Although Labor is spending $420 million with the notorious US detention company MTC, for garrison services until September 2025, it is expected that all refugees and asylum seekers will be off Nauru by the end of June.
Refugees recently brought to Australia are being released from hotel detention within a week or two. But Hamid, an Iranian refugee brought from Nauru to Australia four months ago, in February 2023, is still being held in detention. Hamid was held first in the Meriton Hotel, Brisbane, then, on 7 June he was transferred to BITA, the Brisbane detention centre.
Like others brought from Nauru, he was promised that he would be released from detention in Australia, and was even asked whether he wanted to be released on a bridging visa or on a community detention order.

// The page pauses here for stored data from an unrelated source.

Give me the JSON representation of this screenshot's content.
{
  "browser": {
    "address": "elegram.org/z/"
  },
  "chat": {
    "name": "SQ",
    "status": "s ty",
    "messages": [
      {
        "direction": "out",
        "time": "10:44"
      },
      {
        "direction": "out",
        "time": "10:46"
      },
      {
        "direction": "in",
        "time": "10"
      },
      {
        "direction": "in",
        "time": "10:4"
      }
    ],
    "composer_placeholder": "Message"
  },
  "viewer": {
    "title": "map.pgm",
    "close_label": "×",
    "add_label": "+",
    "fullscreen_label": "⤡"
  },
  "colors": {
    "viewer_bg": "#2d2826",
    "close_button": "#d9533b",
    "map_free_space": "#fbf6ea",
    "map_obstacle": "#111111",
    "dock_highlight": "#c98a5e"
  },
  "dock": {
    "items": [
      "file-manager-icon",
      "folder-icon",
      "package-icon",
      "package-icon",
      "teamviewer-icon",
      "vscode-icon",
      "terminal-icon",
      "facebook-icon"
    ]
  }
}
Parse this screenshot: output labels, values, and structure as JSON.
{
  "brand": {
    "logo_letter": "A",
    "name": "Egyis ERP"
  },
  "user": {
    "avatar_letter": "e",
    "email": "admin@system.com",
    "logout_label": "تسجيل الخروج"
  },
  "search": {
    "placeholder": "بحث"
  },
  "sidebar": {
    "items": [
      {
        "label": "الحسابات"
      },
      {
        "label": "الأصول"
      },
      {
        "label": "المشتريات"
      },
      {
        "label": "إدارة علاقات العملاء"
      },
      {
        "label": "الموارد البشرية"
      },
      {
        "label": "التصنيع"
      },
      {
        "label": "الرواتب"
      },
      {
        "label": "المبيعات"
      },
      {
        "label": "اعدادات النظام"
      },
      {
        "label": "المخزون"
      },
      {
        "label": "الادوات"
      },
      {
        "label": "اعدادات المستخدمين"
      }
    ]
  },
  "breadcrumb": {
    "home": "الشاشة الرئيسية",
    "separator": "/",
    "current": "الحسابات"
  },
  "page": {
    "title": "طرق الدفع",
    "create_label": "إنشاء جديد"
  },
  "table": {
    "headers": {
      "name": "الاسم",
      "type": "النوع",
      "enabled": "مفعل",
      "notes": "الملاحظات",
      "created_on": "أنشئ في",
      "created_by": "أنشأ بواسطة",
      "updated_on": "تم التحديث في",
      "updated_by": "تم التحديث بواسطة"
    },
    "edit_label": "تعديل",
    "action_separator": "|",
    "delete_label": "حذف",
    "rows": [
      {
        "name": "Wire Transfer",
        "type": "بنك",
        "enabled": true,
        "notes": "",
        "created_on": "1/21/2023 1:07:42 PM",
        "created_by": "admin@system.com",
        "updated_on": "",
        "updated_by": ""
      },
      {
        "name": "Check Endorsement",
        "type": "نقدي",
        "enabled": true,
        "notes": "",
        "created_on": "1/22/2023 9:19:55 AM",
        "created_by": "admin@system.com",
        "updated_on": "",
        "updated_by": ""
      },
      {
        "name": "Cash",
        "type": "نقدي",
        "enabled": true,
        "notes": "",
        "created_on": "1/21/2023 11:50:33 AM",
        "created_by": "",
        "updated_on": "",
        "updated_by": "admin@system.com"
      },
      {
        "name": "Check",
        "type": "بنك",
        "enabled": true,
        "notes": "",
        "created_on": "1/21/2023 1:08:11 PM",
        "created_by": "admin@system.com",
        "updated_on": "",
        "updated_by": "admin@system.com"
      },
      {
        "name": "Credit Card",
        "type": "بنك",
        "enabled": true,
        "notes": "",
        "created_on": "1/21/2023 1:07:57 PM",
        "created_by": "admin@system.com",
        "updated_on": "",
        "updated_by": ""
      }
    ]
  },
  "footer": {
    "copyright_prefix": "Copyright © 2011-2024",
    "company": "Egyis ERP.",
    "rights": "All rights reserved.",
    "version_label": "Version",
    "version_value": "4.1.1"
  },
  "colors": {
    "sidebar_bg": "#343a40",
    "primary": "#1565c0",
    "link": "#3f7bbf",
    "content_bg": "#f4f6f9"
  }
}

Until 7 June, Hamid had been held in an individual room, in the Meriton Hotel, 24 hours a day. All meals were eaten in his room, and was sometimes taken to the Brisbane detention centre (BITA) for just one hour’s exercise a day.
There are around seven other refugees in the Meriton, who expect to be released in the next week or so.
On 7 June, Hamid was moved to BITA. Despite many representations to Labor Ministers, Andrew Giles and Clare O’Neil, no explanation has been given for Hamid’s prolonged detention.
It’s time to end the torture. Hamid had been on Nauru for almost nine years before he was brought to Australia. Since 2019, he has been cruelly separated from his two adult children when Peter Dutton refused to transfer Hamid to Australia with his children, under the Medevac laws.
The prolonged separation has devastated Hamid. His son was released from hotel detention in Victoria in 2022. His daughter is now in the US after being accepted in 2020.
“Labor has no more excuses. It’s way beyond time that Hamid was freed from detention and reunited with his son,” said Ian Rintoul, spokesperson for the Refugee Action Coalition.
A “Free Hamid” rally has been called at the BITA detention Centre (100 Sugarmill Road, Pinkenba), 4pm, Sunday 11 June. Hamid’s son, Arman, will speak at the rally.